# Opening a micro-company as a self-employed person in France, and subsequent payment of social charges and taxes



## van_suso (Aug 10, 2015)

Hello,

First, my apologies if my questions are somewhat broad (in this case, links for self-study would be good enough with few pointers). 

*Relevant intro: *I'm an Indian citizen based in France, before with a salaried worker permit and currently with a self-employed residence permit. I've been working as self-employed since January 2021, have been declaring trimesterly social charges and will pay my first time self-employed income tax soon.

Next, some of my questions (esêcially question ii) below) may give the impression of performing something illegal, but *it's really not my intention*, I'm merely trying to understand the corresponding laws better, and everything I'll write next is* relayed to me by a third party*, so I'm not sure how correct the information is. I was recently told by someone that:

i) it's possible to transfer at least part of my micro-business to Portugal even being based in France and thereby declare social charges and taxes for that part to the Portuguese government.* Is it true or false?*

ii) Unlike France, it's enough to declare a certain minimal account as income and the social charges are calculated on this. Now, I strongly believe I either understood it wrong, or oversimplified it, or that it was relayed incorrectly - because this does sound illegal to me.

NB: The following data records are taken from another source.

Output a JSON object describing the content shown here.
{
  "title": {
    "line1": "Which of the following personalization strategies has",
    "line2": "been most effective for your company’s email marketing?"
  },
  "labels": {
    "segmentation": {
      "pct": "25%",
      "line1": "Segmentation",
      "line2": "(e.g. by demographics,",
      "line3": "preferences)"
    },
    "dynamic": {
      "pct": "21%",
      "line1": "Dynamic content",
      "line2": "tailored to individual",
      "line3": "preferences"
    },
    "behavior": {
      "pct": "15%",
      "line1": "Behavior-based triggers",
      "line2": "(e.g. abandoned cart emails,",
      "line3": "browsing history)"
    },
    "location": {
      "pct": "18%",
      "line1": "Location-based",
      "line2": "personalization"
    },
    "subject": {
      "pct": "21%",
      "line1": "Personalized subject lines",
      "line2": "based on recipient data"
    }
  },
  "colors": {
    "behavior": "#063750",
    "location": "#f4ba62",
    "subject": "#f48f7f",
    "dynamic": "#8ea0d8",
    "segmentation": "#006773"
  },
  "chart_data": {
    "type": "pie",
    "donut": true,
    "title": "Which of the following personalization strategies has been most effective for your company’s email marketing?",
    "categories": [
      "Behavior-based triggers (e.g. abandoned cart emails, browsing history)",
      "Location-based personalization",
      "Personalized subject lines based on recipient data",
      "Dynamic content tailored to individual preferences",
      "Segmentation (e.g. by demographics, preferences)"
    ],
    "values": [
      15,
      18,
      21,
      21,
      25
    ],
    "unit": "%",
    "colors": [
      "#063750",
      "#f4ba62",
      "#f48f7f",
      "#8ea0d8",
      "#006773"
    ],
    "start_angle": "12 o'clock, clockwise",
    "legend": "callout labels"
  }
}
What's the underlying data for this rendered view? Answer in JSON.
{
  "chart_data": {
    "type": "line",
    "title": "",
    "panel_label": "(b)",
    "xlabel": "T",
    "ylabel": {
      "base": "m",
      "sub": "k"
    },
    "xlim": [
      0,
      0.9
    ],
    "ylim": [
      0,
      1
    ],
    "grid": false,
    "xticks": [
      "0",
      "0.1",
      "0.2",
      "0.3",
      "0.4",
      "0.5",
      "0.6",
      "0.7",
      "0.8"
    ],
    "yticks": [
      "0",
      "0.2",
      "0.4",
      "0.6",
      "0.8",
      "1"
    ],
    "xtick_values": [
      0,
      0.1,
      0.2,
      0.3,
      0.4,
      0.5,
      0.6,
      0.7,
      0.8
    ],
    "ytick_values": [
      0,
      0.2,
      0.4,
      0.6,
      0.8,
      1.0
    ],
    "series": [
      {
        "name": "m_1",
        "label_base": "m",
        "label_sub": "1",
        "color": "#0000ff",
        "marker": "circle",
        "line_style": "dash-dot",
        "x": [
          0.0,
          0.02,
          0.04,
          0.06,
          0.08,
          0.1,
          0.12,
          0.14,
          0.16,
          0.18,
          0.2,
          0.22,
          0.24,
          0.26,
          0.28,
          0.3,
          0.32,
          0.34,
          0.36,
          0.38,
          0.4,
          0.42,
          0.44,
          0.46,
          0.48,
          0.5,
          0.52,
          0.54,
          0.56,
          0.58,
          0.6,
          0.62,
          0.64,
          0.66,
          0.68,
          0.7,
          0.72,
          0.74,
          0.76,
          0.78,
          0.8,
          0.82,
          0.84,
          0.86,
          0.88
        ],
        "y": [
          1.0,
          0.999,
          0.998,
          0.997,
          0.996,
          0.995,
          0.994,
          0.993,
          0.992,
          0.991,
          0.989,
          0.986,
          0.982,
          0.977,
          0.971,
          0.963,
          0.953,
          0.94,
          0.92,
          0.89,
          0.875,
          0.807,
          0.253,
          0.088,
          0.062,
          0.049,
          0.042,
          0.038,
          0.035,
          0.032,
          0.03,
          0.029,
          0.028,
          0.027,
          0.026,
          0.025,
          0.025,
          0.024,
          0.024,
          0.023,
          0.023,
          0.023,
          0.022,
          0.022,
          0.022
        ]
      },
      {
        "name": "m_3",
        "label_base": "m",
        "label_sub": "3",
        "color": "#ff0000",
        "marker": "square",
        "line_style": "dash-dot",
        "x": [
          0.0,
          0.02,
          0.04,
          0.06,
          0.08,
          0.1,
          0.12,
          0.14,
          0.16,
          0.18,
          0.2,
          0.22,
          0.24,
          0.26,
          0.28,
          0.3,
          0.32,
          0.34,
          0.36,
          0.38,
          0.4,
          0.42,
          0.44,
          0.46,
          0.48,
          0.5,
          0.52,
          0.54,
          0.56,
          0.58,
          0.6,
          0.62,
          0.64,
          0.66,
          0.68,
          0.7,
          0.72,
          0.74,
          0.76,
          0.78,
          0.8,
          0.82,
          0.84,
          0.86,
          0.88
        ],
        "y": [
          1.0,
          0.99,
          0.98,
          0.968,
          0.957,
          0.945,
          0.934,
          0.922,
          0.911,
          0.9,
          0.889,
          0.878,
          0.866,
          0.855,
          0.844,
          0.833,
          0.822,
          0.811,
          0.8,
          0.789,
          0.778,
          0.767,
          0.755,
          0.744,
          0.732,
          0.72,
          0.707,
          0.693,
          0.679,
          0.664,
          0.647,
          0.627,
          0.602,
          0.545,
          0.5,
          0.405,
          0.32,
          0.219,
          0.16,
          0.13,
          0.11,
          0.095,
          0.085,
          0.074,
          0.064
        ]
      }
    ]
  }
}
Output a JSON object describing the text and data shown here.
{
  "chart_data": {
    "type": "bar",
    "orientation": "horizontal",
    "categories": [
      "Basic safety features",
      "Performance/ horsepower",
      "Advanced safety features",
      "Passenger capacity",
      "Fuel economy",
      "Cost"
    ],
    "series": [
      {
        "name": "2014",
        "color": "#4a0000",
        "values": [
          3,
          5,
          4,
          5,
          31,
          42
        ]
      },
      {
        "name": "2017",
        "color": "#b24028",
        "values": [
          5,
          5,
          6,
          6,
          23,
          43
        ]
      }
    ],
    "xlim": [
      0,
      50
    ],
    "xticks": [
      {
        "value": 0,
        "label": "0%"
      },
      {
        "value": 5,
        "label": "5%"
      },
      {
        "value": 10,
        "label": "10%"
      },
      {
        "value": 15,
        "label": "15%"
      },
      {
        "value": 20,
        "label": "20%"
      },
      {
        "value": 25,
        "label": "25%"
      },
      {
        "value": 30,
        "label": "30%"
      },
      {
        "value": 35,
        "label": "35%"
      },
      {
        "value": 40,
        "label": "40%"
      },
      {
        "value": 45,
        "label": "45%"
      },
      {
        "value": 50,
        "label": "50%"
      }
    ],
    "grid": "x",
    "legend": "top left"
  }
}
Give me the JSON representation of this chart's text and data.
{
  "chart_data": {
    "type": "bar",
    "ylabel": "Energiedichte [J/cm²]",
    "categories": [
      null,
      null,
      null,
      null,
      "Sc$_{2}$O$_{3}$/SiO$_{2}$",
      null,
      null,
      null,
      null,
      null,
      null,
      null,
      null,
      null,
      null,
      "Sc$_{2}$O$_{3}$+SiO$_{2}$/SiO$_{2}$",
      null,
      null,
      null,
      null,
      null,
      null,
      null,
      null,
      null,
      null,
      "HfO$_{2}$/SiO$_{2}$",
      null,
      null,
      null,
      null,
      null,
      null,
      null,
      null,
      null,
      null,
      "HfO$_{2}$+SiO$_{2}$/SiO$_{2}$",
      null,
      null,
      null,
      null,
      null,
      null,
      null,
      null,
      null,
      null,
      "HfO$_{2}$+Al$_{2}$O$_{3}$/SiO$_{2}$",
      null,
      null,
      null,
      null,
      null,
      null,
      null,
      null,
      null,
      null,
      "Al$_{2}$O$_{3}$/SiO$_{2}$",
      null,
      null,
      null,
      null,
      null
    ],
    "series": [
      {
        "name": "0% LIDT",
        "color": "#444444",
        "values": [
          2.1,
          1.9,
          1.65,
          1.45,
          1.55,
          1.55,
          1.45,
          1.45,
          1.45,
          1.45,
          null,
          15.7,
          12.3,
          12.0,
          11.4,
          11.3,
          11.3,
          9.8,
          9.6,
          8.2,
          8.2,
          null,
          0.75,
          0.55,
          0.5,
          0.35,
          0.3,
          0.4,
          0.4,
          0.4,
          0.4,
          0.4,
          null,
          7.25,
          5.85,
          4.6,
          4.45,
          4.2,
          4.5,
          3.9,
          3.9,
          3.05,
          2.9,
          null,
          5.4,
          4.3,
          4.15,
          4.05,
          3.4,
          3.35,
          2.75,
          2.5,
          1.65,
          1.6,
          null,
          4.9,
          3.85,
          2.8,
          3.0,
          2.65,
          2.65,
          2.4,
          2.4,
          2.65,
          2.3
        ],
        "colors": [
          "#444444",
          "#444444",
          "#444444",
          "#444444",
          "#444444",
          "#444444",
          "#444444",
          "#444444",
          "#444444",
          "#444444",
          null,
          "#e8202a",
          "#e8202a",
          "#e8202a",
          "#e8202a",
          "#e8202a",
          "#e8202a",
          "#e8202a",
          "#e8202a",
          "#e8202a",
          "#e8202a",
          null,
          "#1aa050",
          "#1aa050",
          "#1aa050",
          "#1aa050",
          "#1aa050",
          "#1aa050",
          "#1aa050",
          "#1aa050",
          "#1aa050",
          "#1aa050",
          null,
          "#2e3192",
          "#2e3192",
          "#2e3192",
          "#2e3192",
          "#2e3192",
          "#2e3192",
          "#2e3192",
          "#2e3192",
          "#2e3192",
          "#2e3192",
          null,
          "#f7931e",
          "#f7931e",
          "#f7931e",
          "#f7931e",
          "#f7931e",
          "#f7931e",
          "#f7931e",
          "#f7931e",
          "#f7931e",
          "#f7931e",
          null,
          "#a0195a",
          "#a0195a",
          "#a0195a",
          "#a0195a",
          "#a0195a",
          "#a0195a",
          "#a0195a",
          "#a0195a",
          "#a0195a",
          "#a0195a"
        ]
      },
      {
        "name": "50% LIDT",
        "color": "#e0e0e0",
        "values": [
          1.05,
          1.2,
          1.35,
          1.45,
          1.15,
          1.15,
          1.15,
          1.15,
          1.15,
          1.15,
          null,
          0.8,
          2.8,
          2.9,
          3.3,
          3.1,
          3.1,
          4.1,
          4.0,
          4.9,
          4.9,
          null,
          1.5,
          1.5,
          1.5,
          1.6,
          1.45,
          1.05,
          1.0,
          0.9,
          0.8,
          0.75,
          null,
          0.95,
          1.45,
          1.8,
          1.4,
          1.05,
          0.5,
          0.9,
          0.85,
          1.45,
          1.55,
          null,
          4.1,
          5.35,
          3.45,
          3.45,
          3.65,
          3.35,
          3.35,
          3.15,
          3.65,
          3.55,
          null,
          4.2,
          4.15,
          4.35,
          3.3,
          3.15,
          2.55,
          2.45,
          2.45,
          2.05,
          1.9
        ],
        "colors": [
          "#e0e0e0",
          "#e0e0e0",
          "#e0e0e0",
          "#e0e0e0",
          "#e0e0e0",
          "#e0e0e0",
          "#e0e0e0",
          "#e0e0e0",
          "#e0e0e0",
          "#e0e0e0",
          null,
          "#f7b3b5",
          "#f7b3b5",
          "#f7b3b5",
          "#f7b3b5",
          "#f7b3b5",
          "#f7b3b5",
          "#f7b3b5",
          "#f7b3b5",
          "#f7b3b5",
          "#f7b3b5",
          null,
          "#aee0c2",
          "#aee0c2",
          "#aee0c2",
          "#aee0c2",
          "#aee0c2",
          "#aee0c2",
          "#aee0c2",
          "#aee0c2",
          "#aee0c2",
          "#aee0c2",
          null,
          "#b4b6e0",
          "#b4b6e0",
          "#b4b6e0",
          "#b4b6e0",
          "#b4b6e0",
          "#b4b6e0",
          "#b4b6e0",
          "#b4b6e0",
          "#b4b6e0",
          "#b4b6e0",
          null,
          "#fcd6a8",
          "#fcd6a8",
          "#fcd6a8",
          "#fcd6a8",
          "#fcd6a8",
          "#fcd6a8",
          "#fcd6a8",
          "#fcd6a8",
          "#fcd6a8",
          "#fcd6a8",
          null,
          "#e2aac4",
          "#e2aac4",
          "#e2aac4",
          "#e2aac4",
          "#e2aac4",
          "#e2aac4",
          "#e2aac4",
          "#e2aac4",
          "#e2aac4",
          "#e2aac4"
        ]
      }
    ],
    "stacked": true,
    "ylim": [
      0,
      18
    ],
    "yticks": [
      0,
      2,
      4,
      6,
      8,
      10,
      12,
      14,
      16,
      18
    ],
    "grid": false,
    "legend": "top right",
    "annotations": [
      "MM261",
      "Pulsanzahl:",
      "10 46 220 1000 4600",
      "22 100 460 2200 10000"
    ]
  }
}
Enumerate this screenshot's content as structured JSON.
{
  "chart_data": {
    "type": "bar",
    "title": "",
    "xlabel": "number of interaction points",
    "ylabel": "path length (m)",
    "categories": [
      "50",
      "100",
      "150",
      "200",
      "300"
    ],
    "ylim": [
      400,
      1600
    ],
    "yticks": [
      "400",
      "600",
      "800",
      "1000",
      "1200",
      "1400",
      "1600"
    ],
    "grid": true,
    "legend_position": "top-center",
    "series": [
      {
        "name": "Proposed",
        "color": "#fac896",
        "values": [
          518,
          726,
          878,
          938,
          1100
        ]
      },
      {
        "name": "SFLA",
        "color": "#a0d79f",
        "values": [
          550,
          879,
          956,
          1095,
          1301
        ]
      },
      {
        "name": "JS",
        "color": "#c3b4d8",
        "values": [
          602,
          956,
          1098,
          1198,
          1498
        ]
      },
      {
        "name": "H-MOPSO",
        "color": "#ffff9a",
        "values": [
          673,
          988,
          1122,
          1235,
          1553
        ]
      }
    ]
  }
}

In France, if I earn 3000€ in say January, it's obligatory to declare that 3000€, and not say 200€, so intuitively, the law of declaration of income shouldn't be that different. But my question is: is there really any loophole in the law that says anything about declaring income to the Portugese government? *Once again, I'm not trying to do anything illegal, but merely examining the law carefully.*

iii) It is possible to successfully apply for Portugese residency based on the self-employed status, even though I'll continue to live in France, thus having part of micro-business in France and the other part in Portugal. *Again, it seems highly counter-intuitive, but is there really any truth to it?*

iv) (Broad question) Is there any realistic possibility of being based in France and opening a micro-business in Portugal? If so, what is the step by step process please?

Thank you and kind regards.


----------